Yes, but the point is that now we don’t have to build a full CMS. Off the shelf ones won’t typically work for the sort of content being edited (i.e. it’s not blog posts etc).
But you do need an Engineer to hit the merge button for you when a build is green.
This is okay now, but could become a major pain when your company grows and Nancy in Accounting who is an aspiring writer starts making _hundreds_ of copy changes with pull requests every week. You're going to really wonder where all your engineering time went when suddenly you have a dozen Nancy in Accountings...or a hundred.
Then somebody sits down with Nancy and reminds her what her job is. If she can't handle it still then you revoke her access or fire her for abusing business tools.
But she gets her job done and probably very well.
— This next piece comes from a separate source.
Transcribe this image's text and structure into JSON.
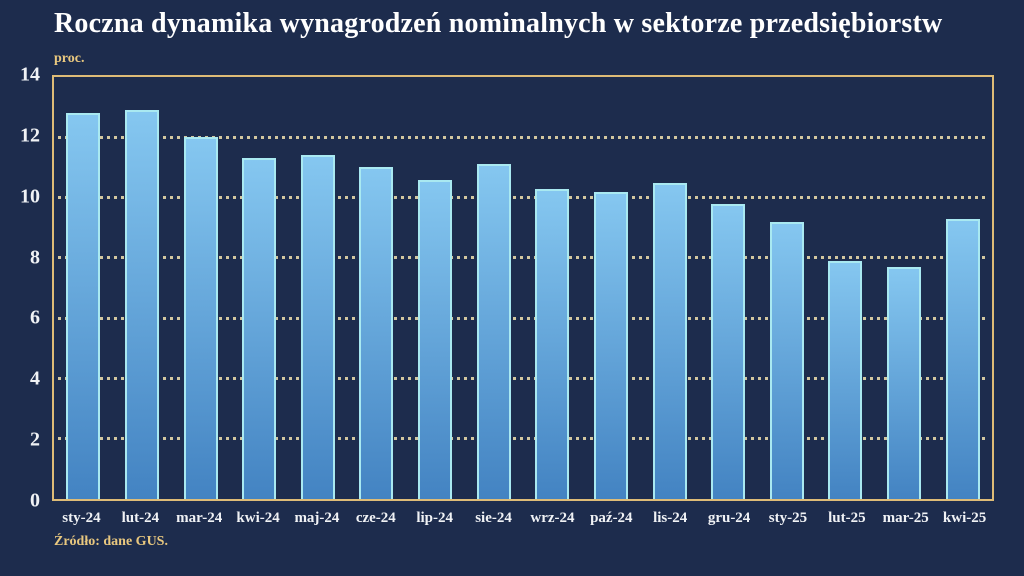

The point is that you gave _everyone in the company_ the ability to contribute to the product.
If you do that, you are communicating to your employees that everyone is welcome to make contributions to the product. If not, why the f* would you do it?
Because you expect your employees to behave like adults? I assume you don't just give everyone access without and set them free without any training or guidance. If someone can't handle a responsibility you take away the responsibility and/or replace them.
I have access to pretty much every Confluence page at work, including ones other people set up for executives to look at, but I don't go around making changes and editing those pages just because I have access.
People aren't robots. You can hold them accountable for their actions and they can make their own (good or bad) choices.
Fair point. Currently we don’t encourage this across the whole company for copy changes. We mostly teach this to specific people who need to edit specific data.